Update orchestrator to employ above newly added constructors.
Code delivered.
> DUCC resource manager - Restart and fast-start
> ----------------------------------------------
>
> Key: UIMA-2772
> URL: https://issues.apache.org/jira/browse/UIMA-2772
> Project: UIMA
> Issue Type: Bug
> Components: DUCC
> Reporter: Jim Challenger
> Assignee: Jim Challenger
>
> Currently RM waits a "reasonable time" (init-stabiity) on startup to allow
> nodes to check in, before accepting scheduling requests. It is not possible
> to know exactly how long to wait, making init-stability a heuristic. For
> normal startup this is not a problem. If RM is restarting 'hot', or if the
> orchestrator publishes non-preemptable jobs on restart, and the necessary
> nodes have not arrived by the completion of init-stability wait, this can
> cause many problems: over-commitment, under-commitment, and in some cases
> inconsistent state (and crashes).
> To remedy this, RM will include the full Node object in its publications to
> the OR, which will echo them back for work that it believes to be active.
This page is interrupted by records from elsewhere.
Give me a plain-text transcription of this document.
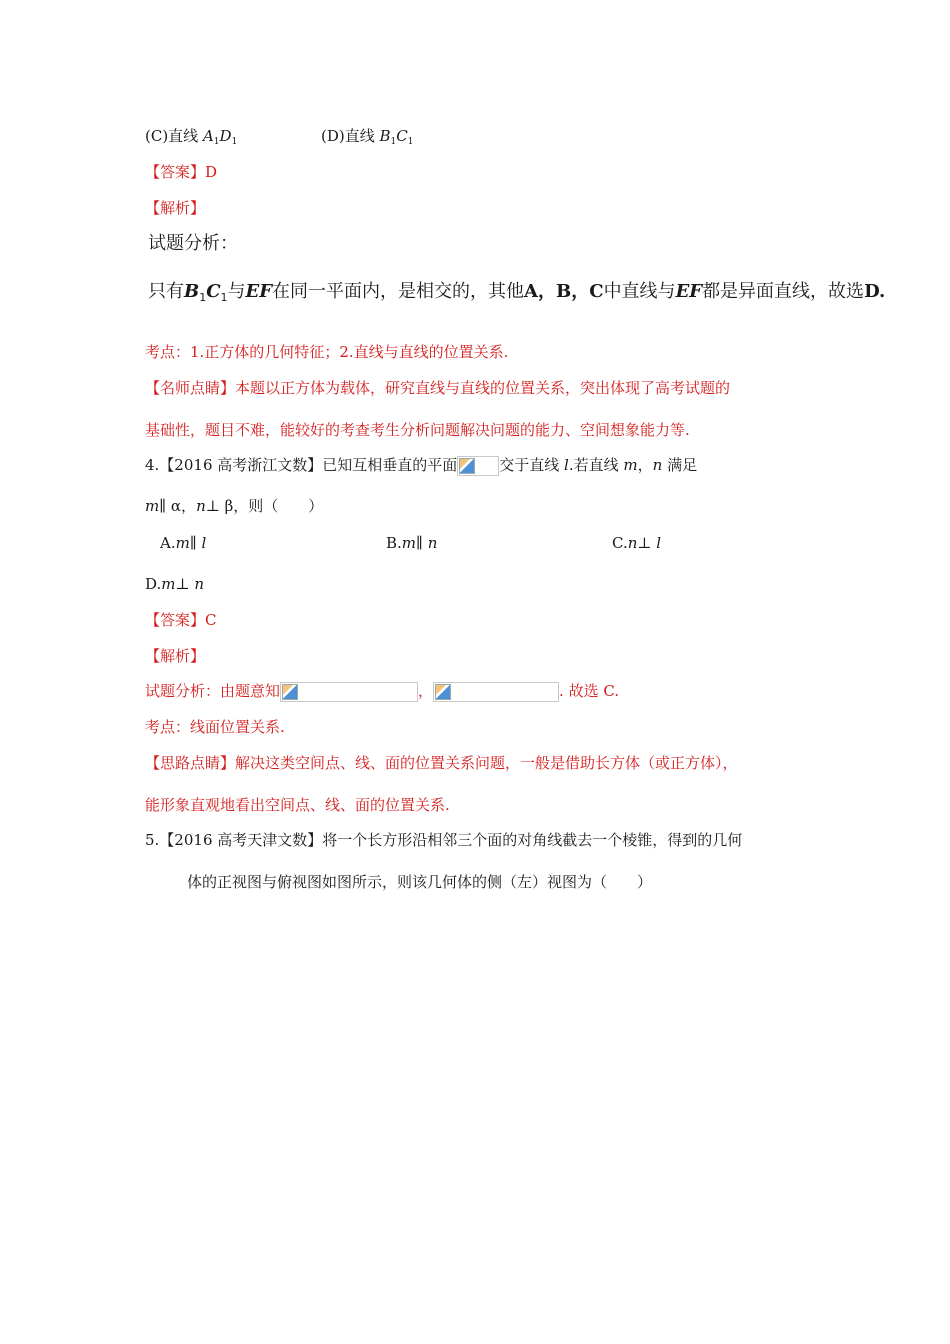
(C)直线 $A_1D_1$	(D)直线 $B_1C_1$
【答案】D
【解析】
试题分析：
只有$B_1C_1$与EF在同一平面内，是相交的，其他A，B，C中直线与EF都是异面直线，故选D.
考点：1.正方体的几何特征；2.直线与直线的位置关系.
【名师点睛】本题以正方体为载体，研究直线与直线的位置关系，突出体现了高考试题的
基础性，题目不难，能较好的考查考生分析问题解决问题的能力、空间想象能力等.
4.【2016 高考浙江文数】已知互相垂直的平面	交于直线 l.若直线 m，n 满足
m∥ α，n⊥ β，则（　　）
A.m∥ l	B.m∥ n	C.n⊥ l
D.m⊥ n
【答案】C
【解析】
试题分析：由题意知	，	. 故选 C.
考点：线面位置关系.
【思路点睛】解决这类空间点、线、面的位置关系问题，一般是借助长方体（或正方体），
能形象直观地看出空间点、线、面的位置关系.
5.【2016 高考天津文数】将一个长方形沿相邻三个面的对角线截去一个棱锥，得到的几何
体的正视图与俯视图如图所示，则该几何体的侧（左）视图为（　　）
On
> startup RM can fully reconstruct state as of its last publication from this,
> eliminating the problem. A side-effect of this is that RM need not wait for
> nodes to check in, significantly decreasing its startup time. If nodes added
> to the resource pool in this way never check in, the normal "dead node"
> mechanism will kick in, maintaining consistency.
--
This message is automatically generated by JIRA.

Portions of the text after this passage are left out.